There is an underground attic inside of me that holds my damaged pieces.
Once, a boyfriend found the hiding place. He listened, tried to be tender. He swaddled me in soft cotton, whispering sugar into my ear. “Ashley,” he said, “it’s going to be all right.”
I wanted to believe him. I leaned close, heard my heart scudding up against his chest like a bumper car unable to find forward or reverse. But he was only a hard set of lungs, not at all pliant like I needed him to be, and so I knew. I knew he’d never understand.
You don’t expect the world to be fair, yet what a surprise to learn how evil it’s gotten, so clever and blatant, too.

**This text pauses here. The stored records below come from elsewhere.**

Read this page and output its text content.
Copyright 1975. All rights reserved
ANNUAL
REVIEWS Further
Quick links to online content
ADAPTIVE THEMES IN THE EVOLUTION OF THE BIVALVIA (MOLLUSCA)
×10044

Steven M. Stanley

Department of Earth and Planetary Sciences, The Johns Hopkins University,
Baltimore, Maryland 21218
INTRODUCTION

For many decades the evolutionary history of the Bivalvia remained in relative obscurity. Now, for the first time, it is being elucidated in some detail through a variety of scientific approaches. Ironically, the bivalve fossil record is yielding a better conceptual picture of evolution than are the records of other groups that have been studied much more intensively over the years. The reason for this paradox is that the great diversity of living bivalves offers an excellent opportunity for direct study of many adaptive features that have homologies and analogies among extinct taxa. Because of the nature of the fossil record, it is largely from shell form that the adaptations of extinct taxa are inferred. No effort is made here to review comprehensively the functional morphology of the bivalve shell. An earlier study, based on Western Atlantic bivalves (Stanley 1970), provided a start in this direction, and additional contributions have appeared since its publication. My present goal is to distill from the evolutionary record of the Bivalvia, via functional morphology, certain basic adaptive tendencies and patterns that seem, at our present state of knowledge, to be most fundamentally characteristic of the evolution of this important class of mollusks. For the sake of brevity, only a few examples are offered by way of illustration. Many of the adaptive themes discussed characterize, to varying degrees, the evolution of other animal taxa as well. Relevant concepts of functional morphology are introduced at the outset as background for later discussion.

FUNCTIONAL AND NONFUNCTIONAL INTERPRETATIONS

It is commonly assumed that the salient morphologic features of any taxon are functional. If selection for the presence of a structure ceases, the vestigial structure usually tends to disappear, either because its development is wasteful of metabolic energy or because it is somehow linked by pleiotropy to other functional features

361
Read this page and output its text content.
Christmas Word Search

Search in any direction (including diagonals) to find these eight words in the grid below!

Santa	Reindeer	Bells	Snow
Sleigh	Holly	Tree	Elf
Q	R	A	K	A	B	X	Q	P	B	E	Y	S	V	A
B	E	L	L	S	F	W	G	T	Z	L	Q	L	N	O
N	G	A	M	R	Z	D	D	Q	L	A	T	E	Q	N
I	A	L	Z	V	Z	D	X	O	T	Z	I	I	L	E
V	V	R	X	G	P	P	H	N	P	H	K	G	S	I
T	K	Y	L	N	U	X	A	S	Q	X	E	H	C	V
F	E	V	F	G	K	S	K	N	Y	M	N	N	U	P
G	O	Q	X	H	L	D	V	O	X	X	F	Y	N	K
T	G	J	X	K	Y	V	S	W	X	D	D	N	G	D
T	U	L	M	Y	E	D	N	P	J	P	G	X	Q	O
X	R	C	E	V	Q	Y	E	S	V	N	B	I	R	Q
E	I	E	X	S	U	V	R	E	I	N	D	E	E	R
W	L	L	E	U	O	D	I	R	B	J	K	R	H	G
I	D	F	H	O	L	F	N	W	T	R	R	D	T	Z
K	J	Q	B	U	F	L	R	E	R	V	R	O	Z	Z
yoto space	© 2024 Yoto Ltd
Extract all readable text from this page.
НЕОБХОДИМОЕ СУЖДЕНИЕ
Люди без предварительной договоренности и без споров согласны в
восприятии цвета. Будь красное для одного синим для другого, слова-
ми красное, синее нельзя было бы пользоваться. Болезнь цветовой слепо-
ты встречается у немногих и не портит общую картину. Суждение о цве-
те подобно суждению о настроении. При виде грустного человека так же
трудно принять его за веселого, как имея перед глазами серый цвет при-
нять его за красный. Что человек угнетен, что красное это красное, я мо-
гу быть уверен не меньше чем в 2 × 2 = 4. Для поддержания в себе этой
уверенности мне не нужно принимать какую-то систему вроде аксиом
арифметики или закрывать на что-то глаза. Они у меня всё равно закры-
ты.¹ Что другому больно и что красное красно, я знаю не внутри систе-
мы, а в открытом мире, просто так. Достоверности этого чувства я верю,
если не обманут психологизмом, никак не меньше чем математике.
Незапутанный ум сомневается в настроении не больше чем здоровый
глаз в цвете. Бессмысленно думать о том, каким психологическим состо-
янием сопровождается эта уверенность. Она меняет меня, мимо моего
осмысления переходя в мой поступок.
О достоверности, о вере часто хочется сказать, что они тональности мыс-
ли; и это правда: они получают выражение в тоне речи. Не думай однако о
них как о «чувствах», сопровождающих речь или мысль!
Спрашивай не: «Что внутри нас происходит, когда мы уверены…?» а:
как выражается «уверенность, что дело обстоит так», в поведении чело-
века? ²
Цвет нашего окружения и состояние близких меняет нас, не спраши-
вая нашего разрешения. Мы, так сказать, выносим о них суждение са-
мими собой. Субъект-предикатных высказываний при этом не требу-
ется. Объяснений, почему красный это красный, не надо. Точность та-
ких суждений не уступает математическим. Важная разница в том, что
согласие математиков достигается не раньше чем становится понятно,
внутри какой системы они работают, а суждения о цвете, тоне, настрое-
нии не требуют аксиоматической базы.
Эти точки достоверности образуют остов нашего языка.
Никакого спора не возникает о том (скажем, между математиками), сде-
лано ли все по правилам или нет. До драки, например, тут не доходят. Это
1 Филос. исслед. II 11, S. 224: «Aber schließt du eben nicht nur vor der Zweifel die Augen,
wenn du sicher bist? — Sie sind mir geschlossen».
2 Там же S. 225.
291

We were cramped inside the transit, chins to chins. Overfilled with so many people, the bus felt sweaty, but safe. A second later, men wedged me into a corner, pressing and owning me with wire rope and a cloth gag while we rocked through the long black tunnel, strobe shadows ricocheting.
My father is learning to visit less. Yesterday he said, “It’s time you got out of that apartment.”
But he also didn’t believe at first. “It couldn’t have been more than two minutes,” he said. “Wasn’t there a crowd on the bus?”
I know the world is a heavy place for strong people, and so I keep lifting myself from one corner to the next. I am almost ready. Any day now, I’ll be there.